Peak oil, of course, doesn’t mean that the world is running out of oil any time soon. There is a vast amount of oil left. Over the last 150 years, however, we’ve picked the low hanging fruit, so to speak, meaning that the remaining oil is harder to find and more expensive to extract. This is making it more difficult to increase the “flow” of oil out of the ground.

When the rate of crude oil production cannot be increased, that represents peak oil. This is considered by many to signify a defining turning point in history, because oil demand is expected to increase as the world continues to industrialise. The theory goes that, as the supply of oil stagnates and the demand increases, the cost per barrel will rise, making the consumption of oil an increasingly expensive and debilitating addiction.

So is this theory alive or dead? Well, it’s not a theory, it’s a fact.

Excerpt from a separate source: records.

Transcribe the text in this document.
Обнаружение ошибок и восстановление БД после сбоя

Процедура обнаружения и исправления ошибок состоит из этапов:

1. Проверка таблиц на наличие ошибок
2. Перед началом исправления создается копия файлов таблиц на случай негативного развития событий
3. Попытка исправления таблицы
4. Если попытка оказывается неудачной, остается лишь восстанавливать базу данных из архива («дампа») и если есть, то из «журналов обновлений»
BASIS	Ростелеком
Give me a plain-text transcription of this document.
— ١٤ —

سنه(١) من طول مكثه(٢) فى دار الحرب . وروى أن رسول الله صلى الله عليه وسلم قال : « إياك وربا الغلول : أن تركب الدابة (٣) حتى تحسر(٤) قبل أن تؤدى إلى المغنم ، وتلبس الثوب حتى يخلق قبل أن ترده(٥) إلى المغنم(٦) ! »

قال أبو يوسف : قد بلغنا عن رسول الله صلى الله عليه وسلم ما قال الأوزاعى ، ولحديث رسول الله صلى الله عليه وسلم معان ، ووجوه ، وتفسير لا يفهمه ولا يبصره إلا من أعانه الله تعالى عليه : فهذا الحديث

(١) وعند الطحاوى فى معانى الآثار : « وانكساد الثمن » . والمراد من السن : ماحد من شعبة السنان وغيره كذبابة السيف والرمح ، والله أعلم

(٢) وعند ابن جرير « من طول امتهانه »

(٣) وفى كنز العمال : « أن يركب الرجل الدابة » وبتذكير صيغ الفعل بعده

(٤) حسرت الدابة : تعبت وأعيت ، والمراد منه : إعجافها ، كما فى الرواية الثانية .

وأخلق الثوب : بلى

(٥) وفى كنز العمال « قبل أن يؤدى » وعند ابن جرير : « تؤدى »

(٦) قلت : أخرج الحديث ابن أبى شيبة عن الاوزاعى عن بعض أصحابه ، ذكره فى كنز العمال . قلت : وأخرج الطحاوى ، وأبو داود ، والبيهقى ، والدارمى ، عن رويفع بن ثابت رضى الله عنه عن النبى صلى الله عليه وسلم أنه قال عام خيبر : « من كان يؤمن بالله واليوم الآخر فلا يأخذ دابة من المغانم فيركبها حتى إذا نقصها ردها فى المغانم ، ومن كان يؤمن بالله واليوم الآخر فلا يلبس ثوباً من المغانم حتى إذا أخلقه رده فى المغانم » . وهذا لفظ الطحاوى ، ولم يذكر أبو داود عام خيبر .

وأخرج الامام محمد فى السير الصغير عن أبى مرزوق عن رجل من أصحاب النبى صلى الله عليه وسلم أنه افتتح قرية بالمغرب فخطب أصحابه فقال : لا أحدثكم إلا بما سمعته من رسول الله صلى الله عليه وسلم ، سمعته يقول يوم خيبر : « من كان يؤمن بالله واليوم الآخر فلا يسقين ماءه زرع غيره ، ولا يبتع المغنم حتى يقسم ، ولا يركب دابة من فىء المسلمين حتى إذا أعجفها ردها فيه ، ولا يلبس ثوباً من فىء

Around 2005 the production of crude or “conventional” oil stopped growing significantly and has been on a corrugated plateau ever since. This plateau has been acknowledged even by mainstream institutions like the International Energy Agency, a position it recently reiterated through its chief economist, Fatih Birol. Global demand for oil, however, has continued to grow significantly, which has put upward pressure on the price of oil.

This upward pressure on price has changed the economics of several sources of unconventional oil, making them financially viable to produce when once they were not. Shale oil was not produced previously because the costs of getting it out of the ground and refining it were significantly more than the market price for oil, historically around US$25 per barrel.

But now that oil is above US$105 per barrel, producers can make money producing shale oil and other unconventional oils, even though their energy and economic returns on investment are considerably lower than conventional oil.

The fact that unconventional oil is much more carbon-intensive than crude oil – exacerbating an already intractable climate problem – doesn’t seem to trouble oil producers or most politicians.